Several sources suggested applying another coat of varnish, I again sprayed the figures with both gloss and matt versions but this made the problem worse. I then applied both matt and gloss varnish by brush to see if this would work - nope. Deciding to remove rather than add I then tried white spirit but this made little impact. Finally I used a cotton bud dipped in real turpintine on a small section and this seemed to work. Eventually and carefully I removed the offending cloudy layer. As acylic paints are water based and varnish is oil  based (I assume) the painting was unaffected (thankfully) avoiding a 'wicked witch of the west' effect - "I'm melting, I melting". If that would have happened I'd have thrown the figures out the window. The turps dissolved the plastic pot so I won't be using this on plastic miniatures.

I will be eventually be adding this little lot to my future Hamilton's Scottish forces.

Latest Newcastle's Whitecoats countdown:
39 down, 25 to go.


  1. Sorry to hear about your varnishing accident, but at least it worked out well.

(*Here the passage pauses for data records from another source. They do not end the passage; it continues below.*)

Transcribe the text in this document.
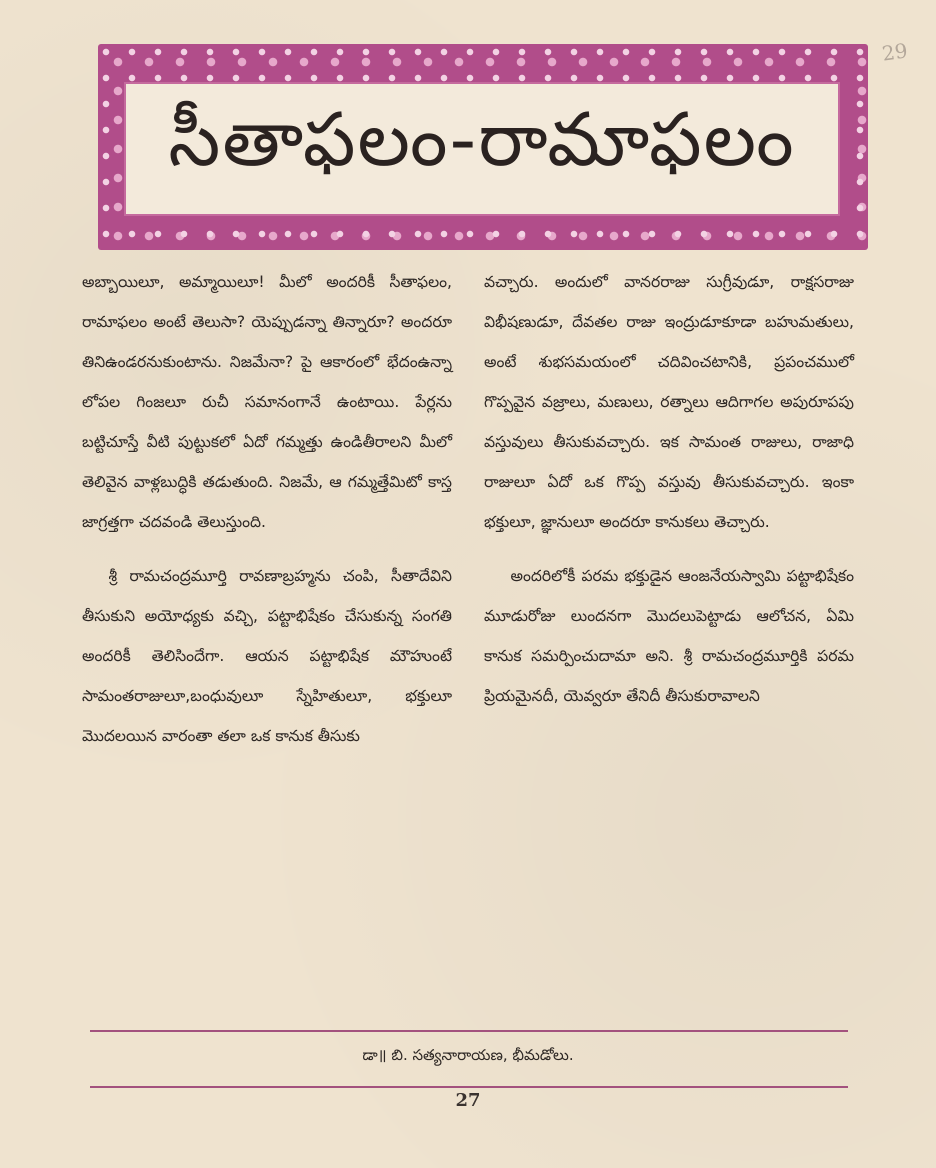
29
సీతాఫలం-రామాఫలం

అబ్బాయిలూ, అమ్మాయిలూ! మీలో అందరికీ సీతాఫలం, రామాఫలం అంటే తెలుసా? యెప్పుడన్నా తిన్నారూ? అందరూ తినిఉండరనుకుంటాను. నిజమేనా? పై ఆకారంలో భేదంఉన్నా లోపల గింజలూ రుచీ సమానంగానే ఉంటాయి. పేర్లను బట్టిచూస్తే వీటి పుట్టుకలో ఏదో గమ్మత్తు ఉండితీరాలని మీలో తెలివైన వాళ్లబుద్ధికి తడుతుంది. నిజమే, ఆ గమ్మత్తేమిటో కాస్త జాగ్రత్తగా చదవండి తెలుస్తుంది.

శ్రీ రామచంద్రమూర్తి రావణాబ్రహ్మను చంపి, సీతాదేవిని తీసుకుని అయోధ్యకు వచ్చి, పట్టాభిషేకం చేసుకున్న సంగతి అందరికీ తెలిసిందేగా. ఆయన పట్టాభిషేక మౌహుంటే సామంతరాజులూ,బంధువులూ స్నేహితులూ, భక్తులూ మొదలయిన వారంతా తలా ఒక కానుక తీసుకు

వచ్చారు. అందులో వానరరాజు సుగ్రీవుడూ, రాక్షసరాజు విభీషణుడూ, దేవతల రాజు ఇంద్రుడూకూడా బహుమతులు, అంటే శుభసమయంలో చదివించటానికి, ప్రపంచములో గొప్పవైన వజ్రాలు, మణులు, రత్నాలు ఆదిగాగల అపురూపపు వస్తువులు తీసుకువచ్చారు. ఇక సామంత రాజులు, రాజాధి రాజులూ ఏదో ఒక గొప్ప వస్తువు తీసుకువచ్చారు. ఇంకా భక్తులూ, జ్ఞానులూ అందరూ కానుకలు తెచ్చారు.

అందరిలోకీ పరమ భక్తుడైన ఆంజనేయస్వామి పట్టాభిషేకం మూడురోజు లుందనగా మొదలుపెట్టాడు ఆలోచన, ఏమి కానుక సమర్పించుదామా అని. శ్రీ రామచంద్రమూర్తికి పరమ ప్రియమైనదీ, యెవ్వరూ తేనిదీ తీసుకురావాలని

డా॥ బి. సత్యనారాయణ, భీమడోలు.
27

    The same thing happened to me a month or so ago. I'd applied a small amount of spray matt varnish over my figures, when they started turning milky-white. I panicked. I didn't have turpentine on hand (nice thought, that), so I took them upstairs, grabbed a toothbrush and went to work as the varnish dried. Naturally, some paint came off the highest parts, but it was easily repaired. Nevertheless, it's disheartening to watch your blue-coated French turning into Austrian dogs before your eyes.

    Lovely work.

  2. It has indeed turned out very well - a lovely piece.